וישב רב שקה וימצא את מלך אשור נלחם על לבנה כי שמע כי נסע מלכיש׃
Als hij nu hoorde van Tirhaka, den koning van Cusch, zeggen: Ziet, hij is uitgetogen om tegen u te strijden, zond hij weder boden tot Hizkia, zeggende:
וישמע אל תרהקה מלך כוש לאמר הנה יצא להלחם אתך וישב וישלח מלאכים אל חזקיהו לאמר׃
Zo zult gij spreken tot Hizkia, den koning van Juda, zeggende: Laat u uw God niet bedriegen, op welken gij vertrouwt, zeggende: Jeruzalem zal in de hand des konings van Assyrië niet gegeven worden.
כה תאמרון אל חזקיהו מלך יהודה לאמר אל ישאך אלהיך אשר אתה בטח בו לאמר לא תנתן ירושלם ביד מלך אשור׃
Zie, gij hebt gehoord, wat de koningen van Assyrië aan alle landen gedaan hebben, die verbannende; en zoudt gij gered worden?

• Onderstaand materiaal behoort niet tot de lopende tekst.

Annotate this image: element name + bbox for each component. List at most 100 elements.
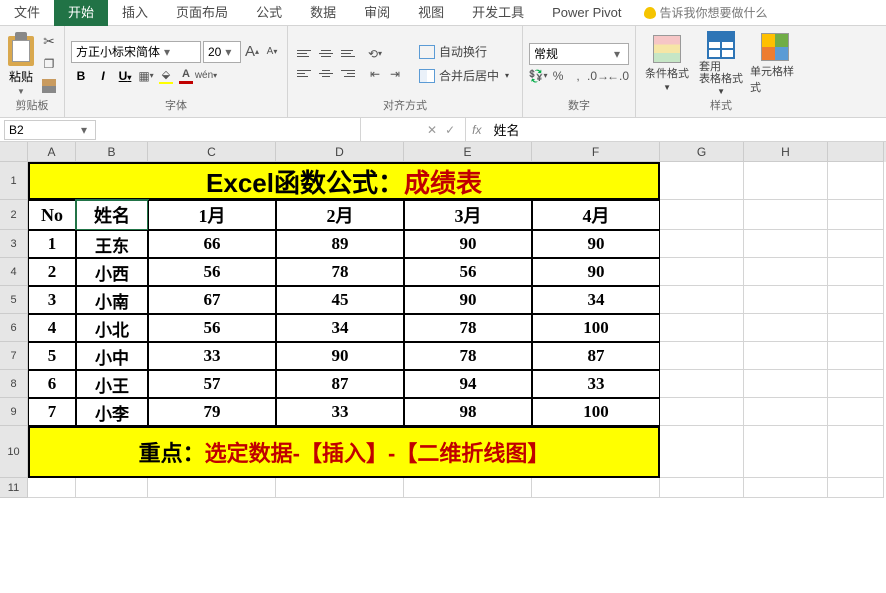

הנה אתה שמעת את אשר עשו מלכי אשור לכל הארצות להחרימם ואתה תנצל׃
Hebben de goden der volken, die mijn vaders verdorven hebben, dezelve gered, als Gozan, en Haran, en Rezef, en de kinderen van Eden, die in Telasser waren?
ההצילו אתם אלהי הגוים אשר שחתו אבותי את גוזן ואת חרן ורצף ובני עדן אשר בתלאשר׃
Waar is de koning van Hamath, en de koning van Arpad, en de koning der stad Sefarvaim, Hena en Ivva?
איו מלך חמת ומלך ארפד ומלך לעיר ספרוים הנע ועוה׃
Als nu Hizkia de brieven uit der boden hand ontvangen, en die gelezen had, ging hij op in het huis des HEEREN, en Hizkia breidde die uit voor het aangezicht des HEEREN.
ויקח חזקיהו את הספרים מיד המלאכים ויקראם ויעל בית יהוה ויפרשהו חזקיהו לפני יהוה׃
En Hizkia bad voor het aangezicht des HEEREN, en zeide: O HEERE, God Israëls, Die tussen de cherubim woont! Gij zelf, Gij alleen zijt de God van alle koninkrijken der aarde, Gij hebt den hemel en de aarde gemaakt.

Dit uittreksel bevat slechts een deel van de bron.